Darryl Caldbeck - A second round rookie, he comes to Houston as an organizational diamond in the rough. He is a different kind of guard, a guy who plays well next to Spencer Allen, a guy who can get the ball to him as needed. After training camp, he looked a little worse for wear as far as ability is, but he will get a couple years of development before the Lightning know what they truly have. He can defend a little bit, he can get the ball to teammates and is athletic while not making many turnovers. Not really a scorer, so he is a stark contrast to Buie at the spot. He is a confident player, so Houston hopes that going forward, his confidence will lead him to find higher success.
Not in the lineup: Flatten, Mirko, Williams
Thoughts on depth chart:
The notable move is Worthington at the 3. He’s not a great fit for the spot, won’t play a ton of minutes there, and doesn’t project to play there long term. But he needs playing time and with Hall and Harrison occupying the big men spot, Worthington will see minutes at the 3. It might not be successful, but am I looking for success? Once Hall is out of the picture or my strategy is adjusted accordingly going forward, Worthington is a natural fit at the 4, next to Harrison at the 5. But with Hall being a member of the team, the 5 spot is his. It’s natural to want to play Hall sparingly, but lost in all of this is the feelings of the player and the fans. The starting lineup and depth chart to start the year is a little more different that what is listed here, but the injury to Allen has me in scramble mode, especially at the guard spots where we are notably weaker. Finding out our starting wing was also tough and training camp might tell me more of what I have in my squad, but Dawson will get the start. Flatten, Mirko, and Williams will start off the season on the inactive list. Mirko probably is too good to be placed there and he will likely rotate with Sanders on who gets the token garbage minutes as the season progresses. Flatten needs a lot more seasoning before he is ready, while Williams is strictly a mentor role for us and shouldn’t see much of any playing time. Another interesting battle is that at the point guard spot. Buie is probably more of a shooting guard, but he’s the better player. Caldbeck .ooks like a second round pick but he’s being given the keys to the corvette and we’ll see if he knows how to push in the clutch to even get the car in gear. Between the point and the 3, we have more questions and unproven players than we do talent and answers. The ball will be given to Allen and Hall, with Bui and Worthington also allowed to shoot.

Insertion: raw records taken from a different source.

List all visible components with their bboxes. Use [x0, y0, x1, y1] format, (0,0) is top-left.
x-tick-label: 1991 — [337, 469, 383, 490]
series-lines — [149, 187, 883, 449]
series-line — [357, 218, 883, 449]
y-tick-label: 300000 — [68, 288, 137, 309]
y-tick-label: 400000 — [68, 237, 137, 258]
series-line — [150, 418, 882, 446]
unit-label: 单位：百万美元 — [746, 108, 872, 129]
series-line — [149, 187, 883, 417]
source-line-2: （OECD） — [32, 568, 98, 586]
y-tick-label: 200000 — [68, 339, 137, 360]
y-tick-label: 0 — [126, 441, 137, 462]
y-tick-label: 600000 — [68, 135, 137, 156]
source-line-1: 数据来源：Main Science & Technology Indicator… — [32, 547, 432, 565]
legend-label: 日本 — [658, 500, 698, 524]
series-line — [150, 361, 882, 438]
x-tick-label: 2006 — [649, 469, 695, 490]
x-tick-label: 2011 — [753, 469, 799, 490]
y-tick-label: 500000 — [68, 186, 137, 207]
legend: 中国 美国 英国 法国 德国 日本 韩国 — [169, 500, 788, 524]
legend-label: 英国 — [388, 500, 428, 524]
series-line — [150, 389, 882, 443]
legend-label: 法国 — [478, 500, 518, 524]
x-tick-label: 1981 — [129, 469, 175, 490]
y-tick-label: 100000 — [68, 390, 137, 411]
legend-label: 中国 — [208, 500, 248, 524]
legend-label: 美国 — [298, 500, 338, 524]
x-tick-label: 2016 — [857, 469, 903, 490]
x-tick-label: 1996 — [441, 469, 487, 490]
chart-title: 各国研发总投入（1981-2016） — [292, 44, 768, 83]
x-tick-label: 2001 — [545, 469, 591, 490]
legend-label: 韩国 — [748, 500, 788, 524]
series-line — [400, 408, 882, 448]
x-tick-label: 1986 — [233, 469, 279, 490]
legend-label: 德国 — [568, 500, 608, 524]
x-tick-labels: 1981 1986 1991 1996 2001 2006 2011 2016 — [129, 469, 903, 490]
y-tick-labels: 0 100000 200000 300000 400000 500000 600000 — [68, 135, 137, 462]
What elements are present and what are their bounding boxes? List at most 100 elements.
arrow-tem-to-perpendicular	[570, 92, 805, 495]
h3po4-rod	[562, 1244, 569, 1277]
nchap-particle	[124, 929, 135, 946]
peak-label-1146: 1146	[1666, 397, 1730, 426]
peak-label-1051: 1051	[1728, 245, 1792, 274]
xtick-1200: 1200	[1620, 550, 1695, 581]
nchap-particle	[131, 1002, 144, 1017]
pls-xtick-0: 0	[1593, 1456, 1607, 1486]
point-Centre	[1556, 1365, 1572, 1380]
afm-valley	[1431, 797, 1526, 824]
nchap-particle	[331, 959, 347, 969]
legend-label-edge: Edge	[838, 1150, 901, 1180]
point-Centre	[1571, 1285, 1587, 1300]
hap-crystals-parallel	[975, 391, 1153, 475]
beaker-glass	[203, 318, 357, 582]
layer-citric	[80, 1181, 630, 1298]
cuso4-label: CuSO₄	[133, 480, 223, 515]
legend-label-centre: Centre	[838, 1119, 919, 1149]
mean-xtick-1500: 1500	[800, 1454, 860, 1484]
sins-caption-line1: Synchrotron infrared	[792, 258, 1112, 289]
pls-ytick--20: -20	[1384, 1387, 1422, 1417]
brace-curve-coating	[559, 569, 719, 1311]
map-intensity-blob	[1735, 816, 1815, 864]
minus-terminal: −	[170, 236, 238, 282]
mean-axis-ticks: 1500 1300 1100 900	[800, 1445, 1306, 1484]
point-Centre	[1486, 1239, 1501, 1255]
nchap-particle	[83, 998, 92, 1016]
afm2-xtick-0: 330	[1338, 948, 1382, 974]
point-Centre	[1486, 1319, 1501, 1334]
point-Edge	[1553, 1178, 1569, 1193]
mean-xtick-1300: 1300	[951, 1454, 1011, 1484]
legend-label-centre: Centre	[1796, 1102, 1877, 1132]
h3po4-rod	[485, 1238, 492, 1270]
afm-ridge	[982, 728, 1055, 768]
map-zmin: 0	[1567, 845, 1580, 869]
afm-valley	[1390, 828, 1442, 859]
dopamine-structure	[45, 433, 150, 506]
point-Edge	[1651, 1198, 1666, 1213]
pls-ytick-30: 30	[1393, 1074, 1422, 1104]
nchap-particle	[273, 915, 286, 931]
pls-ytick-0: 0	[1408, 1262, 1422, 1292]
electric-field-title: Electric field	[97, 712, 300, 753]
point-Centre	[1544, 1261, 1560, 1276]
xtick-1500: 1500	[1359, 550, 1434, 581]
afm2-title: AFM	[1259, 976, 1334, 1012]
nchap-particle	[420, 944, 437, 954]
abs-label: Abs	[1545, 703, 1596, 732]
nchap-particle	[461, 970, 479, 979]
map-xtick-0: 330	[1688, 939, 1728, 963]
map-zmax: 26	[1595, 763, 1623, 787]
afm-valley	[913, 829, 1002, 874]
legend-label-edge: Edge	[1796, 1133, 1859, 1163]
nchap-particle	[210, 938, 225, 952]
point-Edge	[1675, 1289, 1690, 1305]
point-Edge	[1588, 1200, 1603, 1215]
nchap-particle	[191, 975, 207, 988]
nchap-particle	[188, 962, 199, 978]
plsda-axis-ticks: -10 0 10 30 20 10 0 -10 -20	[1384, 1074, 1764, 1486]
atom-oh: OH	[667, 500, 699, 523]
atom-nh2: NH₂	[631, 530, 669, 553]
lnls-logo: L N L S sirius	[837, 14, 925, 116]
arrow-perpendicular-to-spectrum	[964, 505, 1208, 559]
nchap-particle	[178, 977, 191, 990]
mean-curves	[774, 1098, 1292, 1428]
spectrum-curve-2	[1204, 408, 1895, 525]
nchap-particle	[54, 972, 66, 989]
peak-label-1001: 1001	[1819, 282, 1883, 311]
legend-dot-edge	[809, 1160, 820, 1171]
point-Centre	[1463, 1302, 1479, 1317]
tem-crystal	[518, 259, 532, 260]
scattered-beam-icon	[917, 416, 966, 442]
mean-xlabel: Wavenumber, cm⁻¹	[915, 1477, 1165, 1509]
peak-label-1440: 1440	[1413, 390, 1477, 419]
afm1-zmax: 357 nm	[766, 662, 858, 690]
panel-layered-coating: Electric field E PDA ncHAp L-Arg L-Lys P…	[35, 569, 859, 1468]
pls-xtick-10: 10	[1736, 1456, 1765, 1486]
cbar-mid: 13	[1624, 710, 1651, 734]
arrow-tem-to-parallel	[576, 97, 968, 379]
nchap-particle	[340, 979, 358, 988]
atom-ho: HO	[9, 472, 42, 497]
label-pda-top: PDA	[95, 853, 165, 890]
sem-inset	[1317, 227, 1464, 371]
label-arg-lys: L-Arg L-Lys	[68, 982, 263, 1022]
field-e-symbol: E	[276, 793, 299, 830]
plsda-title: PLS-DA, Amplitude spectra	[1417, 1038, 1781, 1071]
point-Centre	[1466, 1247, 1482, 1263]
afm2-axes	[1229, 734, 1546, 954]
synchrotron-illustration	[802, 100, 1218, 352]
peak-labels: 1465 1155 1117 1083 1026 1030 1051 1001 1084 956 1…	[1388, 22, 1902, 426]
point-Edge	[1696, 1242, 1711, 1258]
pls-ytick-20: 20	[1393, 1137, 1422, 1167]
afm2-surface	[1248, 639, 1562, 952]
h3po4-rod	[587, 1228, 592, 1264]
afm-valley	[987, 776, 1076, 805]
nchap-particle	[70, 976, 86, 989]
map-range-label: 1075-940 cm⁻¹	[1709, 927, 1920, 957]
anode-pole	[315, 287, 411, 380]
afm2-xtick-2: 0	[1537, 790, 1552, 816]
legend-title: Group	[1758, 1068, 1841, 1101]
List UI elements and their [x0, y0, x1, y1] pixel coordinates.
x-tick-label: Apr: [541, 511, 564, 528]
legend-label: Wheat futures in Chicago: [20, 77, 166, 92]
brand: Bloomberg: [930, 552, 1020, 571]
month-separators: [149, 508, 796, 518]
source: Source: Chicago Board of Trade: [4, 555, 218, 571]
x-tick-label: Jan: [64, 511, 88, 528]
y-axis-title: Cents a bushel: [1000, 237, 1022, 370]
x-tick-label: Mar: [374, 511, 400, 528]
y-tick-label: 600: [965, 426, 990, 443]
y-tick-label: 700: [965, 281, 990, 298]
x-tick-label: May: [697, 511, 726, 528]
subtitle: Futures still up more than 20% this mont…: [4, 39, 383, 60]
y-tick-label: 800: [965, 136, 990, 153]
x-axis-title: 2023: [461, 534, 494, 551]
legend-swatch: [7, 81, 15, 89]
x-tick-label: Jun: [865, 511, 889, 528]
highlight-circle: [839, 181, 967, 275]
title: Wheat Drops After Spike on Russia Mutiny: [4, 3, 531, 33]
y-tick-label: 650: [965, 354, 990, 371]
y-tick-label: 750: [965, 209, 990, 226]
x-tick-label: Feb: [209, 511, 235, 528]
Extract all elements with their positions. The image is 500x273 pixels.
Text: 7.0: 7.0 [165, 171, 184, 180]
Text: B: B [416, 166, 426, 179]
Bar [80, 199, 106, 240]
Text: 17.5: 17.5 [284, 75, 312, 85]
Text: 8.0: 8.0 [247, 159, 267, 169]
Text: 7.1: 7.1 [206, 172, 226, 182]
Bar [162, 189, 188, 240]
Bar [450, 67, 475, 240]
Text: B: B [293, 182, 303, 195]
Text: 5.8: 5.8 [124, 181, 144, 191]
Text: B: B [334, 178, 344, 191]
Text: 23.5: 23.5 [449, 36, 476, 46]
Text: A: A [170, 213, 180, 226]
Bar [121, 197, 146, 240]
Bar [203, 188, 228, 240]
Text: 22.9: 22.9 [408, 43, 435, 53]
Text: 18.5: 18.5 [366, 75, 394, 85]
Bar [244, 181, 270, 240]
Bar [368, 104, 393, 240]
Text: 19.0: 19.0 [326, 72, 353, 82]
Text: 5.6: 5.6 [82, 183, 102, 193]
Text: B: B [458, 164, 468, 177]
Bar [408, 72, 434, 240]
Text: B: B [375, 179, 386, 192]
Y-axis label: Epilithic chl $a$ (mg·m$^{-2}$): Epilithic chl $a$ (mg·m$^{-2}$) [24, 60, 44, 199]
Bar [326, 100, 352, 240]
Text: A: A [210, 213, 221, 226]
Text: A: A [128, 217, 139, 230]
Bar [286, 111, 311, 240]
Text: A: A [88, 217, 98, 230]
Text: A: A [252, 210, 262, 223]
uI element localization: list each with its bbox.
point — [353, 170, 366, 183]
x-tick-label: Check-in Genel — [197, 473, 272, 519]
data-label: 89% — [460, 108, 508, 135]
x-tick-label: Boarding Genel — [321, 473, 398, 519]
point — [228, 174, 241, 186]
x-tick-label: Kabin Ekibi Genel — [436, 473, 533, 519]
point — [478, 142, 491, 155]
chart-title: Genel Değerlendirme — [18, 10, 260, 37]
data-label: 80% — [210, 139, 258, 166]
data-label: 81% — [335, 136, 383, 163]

Not expecting a great season. I’d like to be able to flip Hall for picks or a solid player at the wing, but the market is lean for Hall. As it was stated in one of the podcasts, he’s going to give me wins and I don’t really need wins, but part of the immersion factor is not dicking him over by benching him for the sake of the team. He’s not beholden to any trade restrictions as far as I can tell, so he can move at anytime, but most teams will likely need to send me salary over so there could be complications in that regards. Once Allen gets going, I should be able to adjust the offense to his strengths and to also ensure that Worthington gets his fair share of the development. Point guard will likely see a hot mess, but I’m willing to ride it out for this season. If all else fails, maybe a Davis and the 2025 first for Hall is in the cards with Pittsburgh. Or a Akele for Hall straight up? Harrison should be his steady, consistent self and we should continue to see improvement there.